CNN President Jeff Zucker said in an interview this week that it was a “pretty easy call” to run with their story on the Russian dossier – a story that attracted the ire of President-elect Donald Trump, who labeled it “fake news.”
“I actually think this was a pretty easy call in terms of its news value,” Zucker told New York Magazine. “The fact is, the top four intelligence chiefs of the United States decided to include in their briefing to the president and president-elect a two-page summary of allegations involving the president-elect. That is newsworthy by any definition.”
Asked if it mattered that the contents of the dossier were unverified, Zucker said it didn’t.

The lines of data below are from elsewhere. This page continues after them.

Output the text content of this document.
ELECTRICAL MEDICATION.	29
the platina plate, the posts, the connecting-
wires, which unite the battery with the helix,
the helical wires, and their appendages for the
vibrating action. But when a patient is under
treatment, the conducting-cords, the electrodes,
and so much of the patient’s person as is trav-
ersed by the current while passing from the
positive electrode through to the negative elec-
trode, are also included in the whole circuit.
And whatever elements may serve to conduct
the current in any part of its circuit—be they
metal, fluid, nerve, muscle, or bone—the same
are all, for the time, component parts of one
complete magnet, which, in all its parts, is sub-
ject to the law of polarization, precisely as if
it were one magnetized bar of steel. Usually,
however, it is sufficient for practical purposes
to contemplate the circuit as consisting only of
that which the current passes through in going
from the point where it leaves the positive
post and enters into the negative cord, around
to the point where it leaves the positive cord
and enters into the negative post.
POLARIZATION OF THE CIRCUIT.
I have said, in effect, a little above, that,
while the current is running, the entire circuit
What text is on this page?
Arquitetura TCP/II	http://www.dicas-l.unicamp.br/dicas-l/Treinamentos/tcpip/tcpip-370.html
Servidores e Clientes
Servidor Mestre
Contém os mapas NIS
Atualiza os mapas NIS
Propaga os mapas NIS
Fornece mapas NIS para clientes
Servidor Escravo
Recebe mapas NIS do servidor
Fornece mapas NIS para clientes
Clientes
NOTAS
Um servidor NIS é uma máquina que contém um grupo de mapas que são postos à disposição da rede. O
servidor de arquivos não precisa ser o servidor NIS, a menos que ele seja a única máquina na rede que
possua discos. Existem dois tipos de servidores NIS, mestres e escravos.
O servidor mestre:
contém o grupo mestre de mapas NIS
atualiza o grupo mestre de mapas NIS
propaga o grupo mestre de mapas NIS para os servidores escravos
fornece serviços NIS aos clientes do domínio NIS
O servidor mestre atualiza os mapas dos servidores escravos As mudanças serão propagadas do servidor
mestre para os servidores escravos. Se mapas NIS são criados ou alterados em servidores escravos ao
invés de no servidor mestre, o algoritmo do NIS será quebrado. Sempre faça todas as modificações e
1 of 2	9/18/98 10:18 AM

“We didn’t pass judgment on the allegations,” he said. “We reported we had not been able to corroborate them. But the news was that the two most powerful people in the world had been briefed on the existence of these allegations.”
On one hand, CNN is getting smeared with BuzzFeed’s decision to publish the entire set of memos, which they opted to do after the original CNN story broke. Until the dossier was made public, CNN’s reporting made only limited reference to the specific allegations in the report. What BuzzFeed did was grossly irresponsible and reckless; CNN’s reporting doesn’t deserve to go in the same basket.
On the other hand, CNN could have gone to much greater lengths to explain the unproven nature of these allegations. The intelligence agencies have confirmed that they shared this report with the president and the president-elect not because it was believable but because it was out there. CNN’s report gave the allegations an air of credibility they did not deserve, and that may have encouraged BuzzFeed’s editors to go ahead with publication.
For several hours, Americans discussed these allegations as though they were true – as though we had gotten a glimpse of top-secret, classified information. CNN is largely responsible for creating that illusion. Without it, the dossier would have been seen as the obvious silliness that it is.
So no, maybe that’s not “fake news” – CNN’s reporters didn’t invent the story out of whole cloth. But subtle bias can be just as dangerous – if not much more so. Using clever phrasing, pointed omissions, and a handful of quotes, you can make a set of objective facts say anything you want them to say. CNN is just one of many liberal media organizations who have gotten very skilled at this game.
Their shock – their horror – comes from a Republican president who sees all their dirty little tricks and knows exactly how to expose them. They may be left with only two choices: Return to ethical reporting, or perish.
We’ll see which path they choose soon enough.